Davidson Corporate, The best way to beat them is to specialise, skill tester

“The employer is looking for industry experience.”

“The employer is looking for a very particular skill-set.”

I know candidates don’t want to hear these words. Generally speaking, I don’t want to be saying them. So if you are a candidate who is getting blocked by such sentences, is there anything you can do? Of course there is! Turn the objection on its head.

Let’s assume you have several years’ experience, and in your professional life you have generally worked 40 hours per week; week in and week out. Put all of those hours together and the undeniable truth is, you are skilled, you know your work and you perform to a high level.

But can you sell these skills as your area of expertise in an interview?

As a candidate preparing for an interview, make sure you know your specialist skills inside-out and most importantly, that you can articulate them. Once you have these clear, then practice selling those skills like the specialist you are. This may sound simple, but you would be surprised at how many people fall short when it comes to truly ‘selling’ their skills.
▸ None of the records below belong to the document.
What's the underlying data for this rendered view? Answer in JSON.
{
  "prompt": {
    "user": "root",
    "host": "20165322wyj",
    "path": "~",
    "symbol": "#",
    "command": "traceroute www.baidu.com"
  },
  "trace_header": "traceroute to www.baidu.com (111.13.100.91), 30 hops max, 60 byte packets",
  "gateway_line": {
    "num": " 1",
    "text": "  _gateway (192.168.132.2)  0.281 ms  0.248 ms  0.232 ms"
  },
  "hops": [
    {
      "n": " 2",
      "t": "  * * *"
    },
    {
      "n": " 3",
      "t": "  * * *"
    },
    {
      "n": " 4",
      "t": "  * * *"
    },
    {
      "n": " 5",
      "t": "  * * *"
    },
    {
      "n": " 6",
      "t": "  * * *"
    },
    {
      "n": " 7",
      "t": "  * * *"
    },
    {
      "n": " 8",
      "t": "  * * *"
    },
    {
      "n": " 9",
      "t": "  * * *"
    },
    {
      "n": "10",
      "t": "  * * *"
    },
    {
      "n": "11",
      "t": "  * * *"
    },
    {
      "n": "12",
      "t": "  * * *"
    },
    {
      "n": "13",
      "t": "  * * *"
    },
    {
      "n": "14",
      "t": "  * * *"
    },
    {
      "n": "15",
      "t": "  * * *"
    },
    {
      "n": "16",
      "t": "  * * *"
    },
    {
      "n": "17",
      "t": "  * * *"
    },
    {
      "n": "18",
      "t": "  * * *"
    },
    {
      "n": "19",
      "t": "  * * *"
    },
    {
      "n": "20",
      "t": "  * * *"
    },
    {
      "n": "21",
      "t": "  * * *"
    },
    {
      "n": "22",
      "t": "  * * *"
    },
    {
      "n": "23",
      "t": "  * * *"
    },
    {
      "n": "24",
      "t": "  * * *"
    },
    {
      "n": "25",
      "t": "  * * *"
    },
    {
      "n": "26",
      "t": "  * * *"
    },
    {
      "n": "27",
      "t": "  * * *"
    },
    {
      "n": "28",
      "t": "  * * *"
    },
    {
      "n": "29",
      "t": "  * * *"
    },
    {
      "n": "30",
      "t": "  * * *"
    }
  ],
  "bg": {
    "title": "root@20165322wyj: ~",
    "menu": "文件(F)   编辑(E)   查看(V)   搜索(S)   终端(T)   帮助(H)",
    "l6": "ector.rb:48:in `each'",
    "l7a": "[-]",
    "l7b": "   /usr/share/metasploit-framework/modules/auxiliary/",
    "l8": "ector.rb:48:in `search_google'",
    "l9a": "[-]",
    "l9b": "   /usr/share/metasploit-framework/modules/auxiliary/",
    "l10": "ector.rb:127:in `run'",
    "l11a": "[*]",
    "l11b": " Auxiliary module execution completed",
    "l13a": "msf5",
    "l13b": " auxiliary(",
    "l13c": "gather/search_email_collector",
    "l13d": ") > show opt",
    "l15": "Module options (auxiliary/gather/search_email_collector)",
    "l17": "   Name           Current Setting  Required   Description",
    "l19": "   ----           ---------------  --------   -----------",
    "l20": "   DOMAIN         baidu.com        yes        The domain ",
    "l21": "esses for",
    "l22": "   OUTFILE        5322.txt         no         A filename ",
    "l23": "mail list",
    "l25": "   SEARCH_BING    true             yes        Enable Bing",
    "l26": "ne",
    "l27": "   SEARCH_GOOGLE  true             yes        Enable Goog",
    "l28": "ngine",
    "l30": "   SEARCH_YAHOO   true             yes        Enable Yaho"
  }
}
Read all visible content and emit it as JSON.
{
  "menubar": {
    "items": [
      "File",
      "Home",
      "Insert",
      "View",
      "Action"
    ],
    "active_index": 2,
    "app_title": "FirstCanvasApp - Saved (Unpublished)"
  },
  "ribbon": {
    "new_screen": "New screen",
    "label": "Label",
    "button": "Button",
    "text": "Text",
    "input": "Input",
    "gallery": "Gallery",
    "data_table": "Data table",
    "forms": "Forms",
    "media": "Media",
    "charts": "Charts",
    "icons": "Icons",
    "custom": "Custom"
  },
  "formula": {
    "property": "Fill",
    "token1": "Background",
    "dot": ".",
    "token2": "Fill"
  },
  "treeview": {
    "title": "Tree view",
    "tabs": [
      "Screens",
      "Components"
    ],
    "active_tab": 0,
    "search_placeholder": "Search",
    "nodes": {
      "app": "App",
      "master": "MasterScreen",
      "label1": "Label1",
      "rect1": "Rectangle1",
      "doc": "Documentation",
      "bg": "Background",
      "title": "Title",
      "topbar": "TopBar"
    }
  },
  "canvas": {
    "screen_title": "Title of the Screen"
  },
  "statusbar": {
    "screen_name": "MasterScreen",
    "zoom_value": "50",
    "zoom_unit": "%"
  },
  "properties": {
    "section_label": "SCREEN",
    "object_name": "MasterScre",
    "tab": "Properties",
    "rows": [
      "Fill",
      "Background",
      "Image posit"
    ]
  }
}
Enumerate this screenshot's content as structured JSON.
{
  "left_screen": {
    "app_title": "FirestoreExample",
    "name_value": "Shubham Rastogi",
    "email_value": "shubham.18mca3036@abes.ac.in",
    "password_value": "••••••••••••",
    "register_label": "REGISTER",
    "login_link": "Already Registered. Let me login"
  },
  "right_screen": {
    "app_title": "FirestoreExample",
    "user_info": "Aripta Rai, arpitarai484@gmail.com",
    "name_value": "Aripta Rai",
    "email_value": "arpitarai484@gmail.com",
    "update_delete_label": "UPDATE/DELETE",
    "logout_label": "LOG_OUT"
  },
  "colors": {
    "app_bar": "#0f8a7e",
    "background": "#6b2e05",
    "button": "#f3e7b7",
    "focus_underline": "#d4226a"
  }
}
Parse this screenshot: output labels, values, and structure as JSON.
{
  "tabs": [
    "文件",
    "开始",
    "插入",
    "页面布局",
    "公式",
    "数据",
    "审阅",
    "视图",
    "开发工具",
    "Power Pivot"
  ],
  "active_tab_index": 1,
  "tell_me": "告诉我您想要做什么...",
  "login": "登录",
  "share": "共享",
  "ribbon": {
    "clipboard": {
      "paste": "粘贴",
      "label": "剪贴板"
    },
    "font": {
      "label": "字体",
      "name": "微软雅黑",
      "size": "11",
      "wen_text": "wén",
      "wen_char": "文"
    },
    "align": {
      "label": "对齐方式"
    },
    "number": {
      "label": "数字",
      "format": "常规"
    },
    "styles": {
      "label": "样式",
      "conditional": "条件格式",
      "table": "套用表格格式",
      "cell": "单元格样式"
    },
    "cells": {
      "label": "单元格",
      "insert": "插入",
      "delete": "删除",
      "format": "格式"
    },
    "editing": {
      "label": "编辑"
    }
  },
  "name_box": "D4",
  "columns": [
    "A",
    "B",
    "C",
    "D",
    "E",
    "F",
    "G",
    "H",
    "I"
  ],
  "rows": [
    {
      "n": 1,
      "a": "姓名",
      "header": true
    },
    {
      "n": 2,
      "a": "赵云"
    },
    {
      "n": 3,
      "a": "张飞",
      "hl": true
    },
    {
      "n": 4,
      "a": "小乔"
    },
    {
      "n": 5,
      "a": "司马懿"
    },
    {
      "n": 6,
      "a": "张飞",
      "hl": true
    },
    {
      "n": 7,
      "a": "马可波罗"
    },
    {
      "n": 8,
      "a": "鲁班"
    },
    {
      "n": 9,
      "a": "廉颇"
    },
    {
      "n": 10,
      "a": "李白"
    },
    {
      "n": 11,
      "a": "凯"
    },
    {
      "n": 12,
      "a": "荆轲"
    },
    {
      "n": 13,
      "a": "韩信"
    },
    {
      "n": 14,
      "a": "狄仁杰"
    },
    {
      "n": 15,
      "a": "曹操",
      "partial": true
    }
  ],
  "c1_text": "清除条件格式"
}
For example, consider this scenario:

Interviewer:     “Have you built budgets in Excel within the health industry before?”

Candidate 1:     “No, I have never built budgets in Excel within health.”

You can be sure that at this point Candidate 1 is facing an up-hill battle to secure this role. What’s more, it’s highly likely that Candidate 1 is feeling deflated by their own poor answer, and it is highly probable that their next answer will be equally uninspiring and lacking in confidence.

Let’s look at the same scenario with a candidate who is well versed in selling their skill-sets:

Interviewer:     “Have you built budgets in Excel within the health industry before?”

Candidate 2:     “I have not been directly employed within the primary health industry, but in my role within (…insert industry…) I built and managed the entire budget process for company XYZ from scratch, which is a multi-site business across 4 states of Australia, turning over $200m pa. As a part of that process I met with 8 Site Managers and partnered with them to understand their business drivers and the commercial realities of their individual sites. This was a new experience for the Site Managers and the feedback from the business on the FY17 budget process was very positive. Once the budgets for each site had been created I then prepared a consolidated Group budget, all in Excel, which I presented to the CFO, who then delivered the budget to the Board for approval. Excel is a tool that I have used throughout my entire career and I am competent at the intermediate to advanced level. I have been using V look-ups, pivot tables, formulas and marcos throughout my career. I have been writing macros for over 7 years.”

Clearly, Candidate 2 has given a much stronger answer.

Why is this answer so compelling? The four strengths of Candidate 2’s answer are:

  1. The candidate didn’t pretend that they had health experience; their honesty in saying, “I have not been directly employed within primary health” shows integrity and will buy them credibility with the interviewer
  2. The candidate listened and identified that there were 2 parts to the question, and addressed each part
  3. The candidate knew their skill set areas (building budgets in Excel) very clearly
  4. The candidate shared their skill set areas through providing clear context (company XYZ) and clear outcomes (Site Manager engagement, feedback from the business and the delivery of the budget to the Board by the CFO).

It is highly probable that while delivering the above answer, Candidate 2 observed positive, reinforcing body language from the interviewer. Consequently, Candidate 2 is now more likely to feel good about him/herself and will answer the next interview question with continued confidence.

So when you are next preparing for an interview, spend time articulating your key skills and be well rehearsed in presenting yourself as a “specialist” in these areas.


Brian Cunningham is a leading specialist recruiter in Accounting & Finance, for the Corporate division of Davidson.